Canada’s Access-To-Information System Is Going Downhill

This article was last updated on May 19, 2022

Canada: Free $30 Oye! Times readers Get FREE $30 to spend on Amazon, Walmart…
USA: Free $30 Oye! Times readers Get FREE $30 to spend on Amazon, Walmart…Journalists must take the gloves off by pushing governments to be more transparent, challenging transparency claims and writing stories when they withhold information that should be released

Prime Minister Harper and Senator Duffy, will access to information requests get the story? (CBC photo)

Prime Minister Harper and Senator Duffy, will access to information requests get the story? (CBC photo)

By David McKie, Ideas Editor, j-Source

As we continue to watch the Senate controversy swirl and hijack Prime Minister Stephen Harper’s agenda, it’s easy to overlook the criticism that seems to be the root cause of the problems besetting the Conservatives.

Excessive secrecy is the common denominator in many of the scandals that have side-swiped the government: the Afghan detainees, the F-35s, the in-and-out controversy, robocalls and now the Senate.

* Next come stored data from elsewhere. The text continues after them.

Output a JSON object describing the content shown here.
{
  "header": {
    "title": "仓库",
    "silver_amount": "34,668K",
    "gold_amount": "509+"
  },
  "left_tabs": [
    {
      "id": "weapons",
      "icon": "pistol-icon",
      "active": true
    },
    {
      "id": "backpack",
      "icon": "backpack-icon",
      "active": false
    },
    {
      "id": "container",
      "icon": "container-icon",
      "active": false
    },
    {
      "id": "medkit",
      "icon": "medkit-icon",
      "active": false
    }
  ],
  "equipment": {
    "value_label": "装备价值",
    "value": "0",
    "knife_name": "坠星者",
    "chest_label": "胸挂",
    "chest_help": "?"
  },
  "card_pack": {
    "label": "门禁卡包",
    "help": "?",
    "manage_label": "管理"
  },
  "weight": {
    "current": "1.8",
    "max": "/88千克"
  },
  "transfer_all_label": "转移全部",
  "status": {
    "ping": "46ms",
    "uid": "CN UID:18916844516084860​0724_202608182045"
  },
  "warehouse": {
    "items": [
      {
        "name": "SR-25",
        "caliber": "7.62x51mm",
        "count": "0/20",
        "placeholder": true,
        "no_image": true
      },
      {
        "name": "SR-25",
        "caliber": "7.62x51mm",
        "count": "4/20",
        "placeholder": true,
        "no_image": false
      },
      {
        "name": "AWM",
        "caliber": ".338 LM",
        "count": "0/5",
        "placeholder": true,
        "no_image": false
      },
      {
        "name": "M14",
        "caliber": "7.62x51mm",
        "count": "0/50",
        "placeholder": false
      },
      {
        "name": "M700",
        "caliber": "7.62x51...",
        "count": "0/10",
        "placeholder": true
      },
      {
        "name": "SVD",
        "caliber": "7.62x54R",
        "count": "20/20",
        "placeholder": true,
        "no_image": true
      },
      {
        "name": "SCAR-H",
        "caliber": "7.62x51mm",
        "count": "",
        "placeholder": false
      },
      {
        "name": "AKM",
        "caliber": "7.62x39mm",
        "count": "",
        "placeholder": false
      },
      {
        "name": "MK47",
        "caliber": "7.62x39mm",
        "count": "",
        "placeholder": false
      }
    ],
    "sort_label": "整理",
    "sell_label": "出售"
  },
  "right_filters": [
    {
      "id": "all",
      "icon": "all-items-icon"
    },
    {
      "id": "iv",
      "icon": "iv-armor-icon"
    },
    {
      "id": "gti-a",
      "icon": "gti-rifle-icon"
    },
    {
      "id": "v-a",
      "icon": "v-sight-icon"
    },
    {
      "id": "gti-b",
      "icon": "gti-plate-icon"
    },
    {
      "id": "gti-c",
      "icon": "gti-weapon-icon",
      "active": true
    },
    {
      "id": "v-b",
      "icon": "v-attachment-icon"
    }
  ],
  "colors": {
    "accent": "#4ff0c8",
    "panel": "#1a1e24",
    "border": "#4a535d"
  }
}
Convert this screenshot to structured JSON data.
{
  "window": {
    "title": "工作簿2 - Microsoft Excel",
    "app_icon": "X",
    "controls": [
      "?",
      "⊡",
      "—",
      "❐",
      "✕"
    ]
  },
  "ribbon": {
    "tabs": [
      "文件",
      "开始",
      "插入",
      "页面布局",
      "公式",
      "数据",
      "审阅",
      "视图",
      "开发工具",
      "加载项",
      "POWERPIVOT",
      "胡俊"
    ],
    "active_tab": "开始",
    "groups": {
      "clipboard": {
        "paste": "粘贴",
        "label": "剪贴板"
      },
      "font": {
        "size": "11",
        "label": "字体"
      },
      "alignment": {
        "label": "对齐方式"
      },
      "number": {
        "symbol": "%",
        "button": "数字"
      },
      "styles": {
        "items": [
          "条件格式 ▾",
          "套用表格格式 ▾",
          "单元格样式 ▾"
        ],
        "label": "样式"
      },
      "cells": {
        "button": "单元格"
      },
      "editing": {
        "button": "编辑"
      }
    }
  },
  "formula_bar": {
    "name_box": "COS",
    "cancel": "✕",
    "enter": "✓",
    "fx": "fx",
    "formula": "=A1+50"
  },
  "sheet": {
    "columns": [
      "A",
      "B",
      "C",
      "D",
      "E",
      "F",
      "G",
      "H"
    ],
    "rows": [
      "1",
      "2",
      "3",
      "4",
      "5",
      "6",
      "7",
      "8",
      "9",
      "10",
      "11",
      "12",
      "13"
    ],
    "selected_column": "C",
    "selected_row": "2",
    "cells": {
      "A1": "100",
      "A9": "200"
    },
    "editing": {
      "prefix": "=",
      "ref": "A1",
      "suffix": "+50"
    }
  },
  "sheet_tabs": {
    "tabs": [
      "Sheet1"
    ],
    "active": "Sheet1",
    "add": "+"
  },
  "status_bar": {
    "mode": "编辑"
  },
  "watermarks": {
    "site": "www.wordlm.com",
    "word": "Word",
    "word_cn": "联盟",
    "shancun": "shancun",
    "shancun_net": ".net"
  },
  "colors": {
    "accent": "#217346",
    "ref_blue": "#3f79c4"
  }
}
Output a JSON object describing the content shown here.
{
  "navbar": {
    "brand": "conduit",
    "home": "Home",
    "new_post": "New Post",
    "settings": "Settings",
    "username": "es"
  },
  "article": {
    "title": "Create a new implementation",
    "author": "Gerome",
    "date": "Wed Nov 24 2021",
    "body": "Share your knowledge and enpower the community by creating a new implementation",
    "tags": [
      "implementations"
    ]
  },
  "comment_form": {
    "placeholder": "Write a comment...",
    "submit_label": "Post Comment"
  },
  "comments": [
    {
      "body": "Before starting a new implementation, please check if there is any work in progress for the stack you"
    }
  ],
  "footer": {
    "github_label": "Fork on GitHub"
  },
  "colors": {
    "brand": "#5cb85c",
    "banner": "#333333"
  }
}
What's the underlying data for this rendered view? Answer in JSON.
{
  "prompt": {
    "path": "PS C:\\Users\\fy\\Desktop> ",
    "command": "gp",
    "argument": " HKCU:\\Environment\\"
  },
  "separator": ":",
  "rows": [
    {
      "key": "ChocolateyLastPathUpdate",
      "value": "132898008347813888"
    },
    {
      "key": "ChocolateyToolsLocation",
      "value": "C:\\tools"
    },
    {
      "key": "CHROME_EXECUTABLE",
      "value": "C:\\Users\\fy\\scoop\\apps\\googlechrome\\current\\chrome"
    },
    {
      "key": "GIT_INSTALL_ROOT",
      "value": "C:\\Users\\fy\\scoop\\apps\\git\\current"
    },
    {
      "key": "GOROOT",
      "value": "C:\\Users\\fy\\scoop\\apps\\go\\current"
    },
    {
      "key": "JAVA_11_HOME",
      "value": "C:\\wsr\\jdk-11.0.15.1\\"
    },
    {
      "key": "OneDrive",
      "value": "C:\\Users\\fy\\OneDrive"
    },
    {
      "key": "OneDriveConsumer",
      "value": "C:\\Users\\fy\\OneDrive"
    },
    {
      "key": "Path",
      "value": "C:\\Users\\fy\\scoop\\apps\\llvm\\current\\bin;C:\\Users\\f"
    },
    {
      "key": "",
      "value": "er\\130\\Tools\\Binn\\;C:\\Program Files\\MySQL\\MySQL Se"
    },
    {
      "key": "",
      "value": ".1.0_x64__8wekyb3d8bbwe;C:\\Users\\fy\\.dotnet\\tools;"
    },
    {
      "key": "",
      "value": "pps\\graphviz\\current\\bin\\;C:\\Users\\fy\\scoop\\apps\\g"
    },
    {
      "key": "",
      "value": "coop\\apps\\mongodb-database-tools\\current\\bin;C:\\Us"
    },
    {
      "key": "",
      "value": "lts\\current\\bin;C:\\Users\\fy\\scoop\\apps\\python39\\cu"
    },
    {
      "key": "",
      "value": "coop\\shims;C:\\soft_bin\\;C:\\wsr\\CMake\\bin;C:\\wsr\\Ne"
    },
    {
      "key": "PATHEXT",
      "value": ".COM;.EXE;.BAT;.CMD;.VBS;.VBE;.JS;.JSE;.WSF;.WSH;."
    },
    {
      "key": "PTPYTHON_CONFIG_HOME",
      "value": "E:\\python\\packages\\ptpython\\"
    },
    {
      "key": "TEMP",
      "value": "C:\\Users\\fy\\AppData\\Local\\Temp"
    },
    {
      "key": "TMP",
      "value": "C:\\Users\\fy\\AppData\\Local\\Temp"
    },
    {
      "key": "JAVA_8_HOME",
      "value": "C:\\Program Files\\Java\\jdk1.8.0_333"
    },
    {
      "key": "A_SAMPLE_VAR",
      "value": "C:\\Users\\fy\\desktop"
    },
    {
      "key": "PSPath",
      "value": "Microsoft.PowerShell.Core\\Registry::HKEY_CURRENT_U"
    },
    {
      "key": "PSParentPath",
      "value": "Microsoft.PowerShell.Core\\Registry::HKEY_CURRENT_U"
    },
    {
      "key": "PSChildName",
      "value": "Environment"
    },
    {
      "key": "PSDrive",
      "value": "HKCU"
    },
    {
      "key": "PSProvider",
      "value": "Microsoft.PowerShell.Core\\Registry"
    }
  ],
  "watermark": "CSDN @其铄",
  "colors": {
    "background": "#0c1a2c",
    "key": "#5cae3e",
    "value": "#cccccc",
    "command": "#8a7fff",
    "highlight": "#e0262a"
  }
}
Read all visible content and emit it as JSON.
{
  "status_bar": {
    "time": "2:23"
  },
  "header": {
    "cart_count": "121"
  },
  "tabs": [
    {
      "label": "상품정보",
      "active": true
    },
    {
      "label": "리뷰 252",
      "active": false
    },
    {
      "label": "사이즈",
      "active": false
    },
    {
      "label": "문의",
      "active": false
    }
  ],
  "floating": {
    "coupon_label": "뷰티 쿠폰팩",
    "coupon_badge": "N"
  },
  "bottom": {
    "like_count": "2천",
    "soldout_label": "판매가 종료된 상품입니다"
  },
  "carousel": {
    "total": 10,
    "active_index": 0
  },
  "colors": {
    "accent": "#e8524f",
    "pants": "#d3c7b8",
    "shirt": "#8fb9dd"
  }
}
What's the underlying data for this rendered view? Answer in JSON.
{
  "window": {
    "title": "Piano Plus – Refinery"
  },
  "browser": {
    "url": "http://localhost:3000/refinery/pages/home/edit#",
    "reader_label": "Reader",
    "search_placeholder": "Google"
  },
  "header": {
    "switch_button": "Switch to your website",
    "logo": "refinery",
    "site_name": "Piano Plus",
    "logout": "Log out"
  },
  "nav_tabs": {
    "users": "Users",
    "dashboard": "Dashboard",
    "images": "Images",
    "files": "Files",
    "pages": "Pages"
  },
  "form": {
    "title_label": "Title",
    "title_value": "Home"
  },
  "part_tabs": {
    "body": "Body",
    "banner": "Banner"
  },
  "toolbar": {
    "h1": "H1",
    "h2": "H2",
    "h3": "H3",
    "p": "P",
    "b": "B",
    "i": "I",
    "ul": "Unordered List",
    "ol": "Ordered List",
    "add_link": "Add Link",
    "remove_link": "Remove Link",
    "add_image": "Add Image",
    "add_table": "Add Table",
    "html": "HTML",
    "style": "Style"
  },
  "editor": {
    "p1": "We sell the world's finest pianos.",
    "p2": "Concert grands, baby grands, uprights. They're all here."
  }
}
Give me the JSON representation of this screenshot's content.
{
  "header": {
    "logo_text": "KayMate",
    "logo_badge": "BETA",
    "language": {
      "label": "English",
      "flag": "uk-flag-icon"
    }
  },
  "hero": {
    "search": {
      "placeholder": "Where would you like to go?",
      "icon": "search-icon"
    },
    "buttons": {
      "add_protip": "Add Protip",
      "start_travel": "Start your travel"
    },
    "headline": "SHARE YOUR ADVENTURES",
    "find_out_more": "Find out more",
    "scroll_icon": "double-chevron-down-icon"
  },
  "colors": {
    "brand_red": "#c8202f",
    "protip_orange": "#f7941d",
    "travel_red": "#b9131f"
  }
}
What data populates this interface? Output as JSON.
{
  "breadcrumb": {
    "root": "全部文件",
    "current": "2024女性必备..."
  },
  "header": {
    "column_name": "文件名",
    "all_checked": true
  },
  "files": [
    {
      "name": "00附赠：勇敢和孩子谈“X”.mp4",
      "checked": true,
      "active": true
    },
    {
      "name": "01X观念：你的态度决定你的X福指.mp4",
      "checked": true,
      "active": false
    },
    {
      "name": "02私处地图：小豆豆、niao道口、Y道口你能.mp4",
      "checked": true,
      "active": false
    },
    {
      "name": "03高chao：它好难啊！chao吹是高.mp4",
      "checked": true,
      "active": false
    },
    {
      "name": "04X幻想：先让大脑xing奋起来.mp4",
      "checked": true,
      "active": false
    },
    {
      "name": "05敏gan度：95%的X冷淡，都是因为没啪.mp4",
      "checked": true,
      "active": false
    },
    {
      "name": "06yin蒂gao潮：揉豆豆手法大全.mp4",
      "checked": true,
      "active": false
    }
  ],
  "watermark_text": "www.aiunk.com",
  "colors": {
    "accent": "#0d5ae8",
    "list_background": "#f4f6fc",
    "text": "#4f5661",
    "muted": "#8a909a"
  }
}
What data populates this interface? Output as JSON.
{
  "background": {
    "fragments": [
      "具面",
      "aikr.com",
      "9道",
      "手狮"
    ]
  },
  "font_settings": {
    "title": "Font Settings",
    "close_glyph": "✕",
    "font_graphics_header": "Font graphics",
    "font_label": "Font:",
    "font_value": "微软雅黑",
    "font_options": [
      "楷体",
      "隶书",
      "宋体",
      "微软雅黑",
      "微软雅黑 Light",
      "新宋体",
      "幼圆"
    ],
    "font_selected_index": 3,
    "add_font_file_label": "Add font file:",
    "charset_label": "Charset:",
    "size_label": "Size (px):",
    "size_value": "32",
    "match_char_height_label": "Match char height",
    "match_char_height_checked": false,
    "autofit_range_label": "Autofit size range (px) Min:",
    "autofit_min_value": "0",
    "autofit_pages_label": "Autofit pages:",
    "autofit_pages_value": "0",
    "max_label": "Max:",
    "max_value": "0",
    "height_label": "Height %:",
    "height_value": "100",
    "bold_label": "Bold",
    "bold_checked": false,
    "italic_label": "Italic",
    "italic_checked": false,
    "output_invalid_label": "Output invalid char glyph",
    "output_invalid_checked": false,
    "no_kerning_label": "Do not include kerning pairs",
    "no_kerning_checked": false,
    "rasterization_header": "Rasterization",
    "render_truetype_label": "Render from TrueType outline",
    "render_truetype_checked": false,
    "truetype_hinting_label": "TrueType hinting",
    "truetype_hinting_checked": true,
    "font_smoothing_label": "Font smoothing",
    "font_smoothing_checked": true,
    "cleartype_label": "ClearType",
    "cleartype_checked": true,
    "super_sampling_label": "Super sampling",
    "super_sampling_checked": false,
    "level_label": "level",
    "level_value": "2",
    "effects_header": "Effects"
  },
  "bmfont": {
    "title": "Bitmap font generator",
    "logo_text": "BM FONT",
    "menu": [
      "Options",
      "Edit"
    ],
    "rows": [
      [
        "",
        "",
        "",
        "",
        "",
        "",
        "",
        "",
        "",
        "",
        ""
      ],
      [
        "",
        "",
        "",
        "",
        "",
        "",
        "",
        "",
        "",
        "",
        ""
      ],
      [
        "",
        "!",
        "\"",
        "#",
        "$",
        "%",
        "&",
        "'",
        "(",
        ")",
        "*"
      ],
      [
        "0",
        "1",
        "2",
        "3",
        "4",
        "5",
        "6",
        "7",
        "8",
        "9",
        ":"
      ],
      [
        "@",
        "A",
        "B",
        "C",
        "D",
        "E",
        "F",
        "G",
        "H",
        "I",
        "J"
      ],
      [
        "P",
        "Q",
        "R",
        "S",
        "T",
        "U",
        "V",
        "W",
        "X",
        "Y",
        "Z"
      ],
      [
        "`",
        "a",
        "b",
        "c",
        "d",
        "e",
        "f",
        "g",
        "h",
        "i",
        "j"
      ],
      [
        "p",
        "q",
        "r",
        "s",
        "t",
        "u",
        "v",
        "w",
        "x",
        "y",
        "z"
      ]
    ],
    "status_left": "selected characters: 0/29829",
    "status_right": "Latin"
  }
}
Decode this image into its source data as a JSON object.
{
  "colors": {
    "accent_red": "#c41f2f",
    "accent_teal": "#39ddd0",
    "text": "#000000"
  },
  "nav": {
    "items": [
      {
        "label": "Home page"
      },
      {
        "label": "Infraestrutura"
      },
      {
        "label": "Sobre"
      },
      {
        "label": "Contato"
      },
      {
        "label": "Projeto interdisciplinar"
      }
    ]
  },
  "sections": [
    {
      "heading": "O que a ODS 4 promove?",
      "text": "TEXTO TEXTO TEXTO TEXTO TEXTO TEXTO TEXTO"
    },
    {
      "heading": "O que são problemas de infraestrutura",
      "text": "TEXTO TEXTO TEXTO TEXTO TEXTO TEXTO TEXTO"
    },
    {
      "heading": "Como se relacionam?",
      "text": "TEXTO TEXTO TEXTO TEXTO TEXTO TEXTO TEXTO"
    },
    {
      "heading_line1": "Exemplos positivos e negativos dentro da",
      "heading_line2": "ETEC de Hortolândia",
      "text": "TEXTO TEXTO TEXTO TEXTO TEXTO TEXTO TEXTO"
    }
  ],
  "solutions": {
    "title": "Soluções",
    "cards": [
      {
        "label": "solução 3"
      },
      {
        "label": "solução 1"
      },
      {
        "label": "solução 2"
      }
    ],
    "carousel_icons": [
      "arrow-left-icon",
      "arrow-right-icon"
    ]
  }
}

In the Mike Duffy case, it’s a question of what Harper knew about the infamous cheque and is he really coming clean?

Last month, there was another troubling report that also complained about secrecy: the information commissioner’s annual report.

Suzanne Legault, who does not possess the fire-breathing tendencies of some of her predecessors, has taken the gloves off, blasting the Harper government for an access-to-information system that is going downhill, and fast.

This is a state of affairs that must concern journalists at a time when governments of all stripes, and at all levels, boast about being open and take credit for making public an ever-increasing amount of data.

David McKie, CBC journalist (Twitter photo)

David McKie, CBC journalist (Twitter photo)

Journalists must also take the gloves off by pushing governments to be more transparent, challenging those transparency claims and writing stories when they withhold information that should be released, either formally through access to information or informally through simply asking.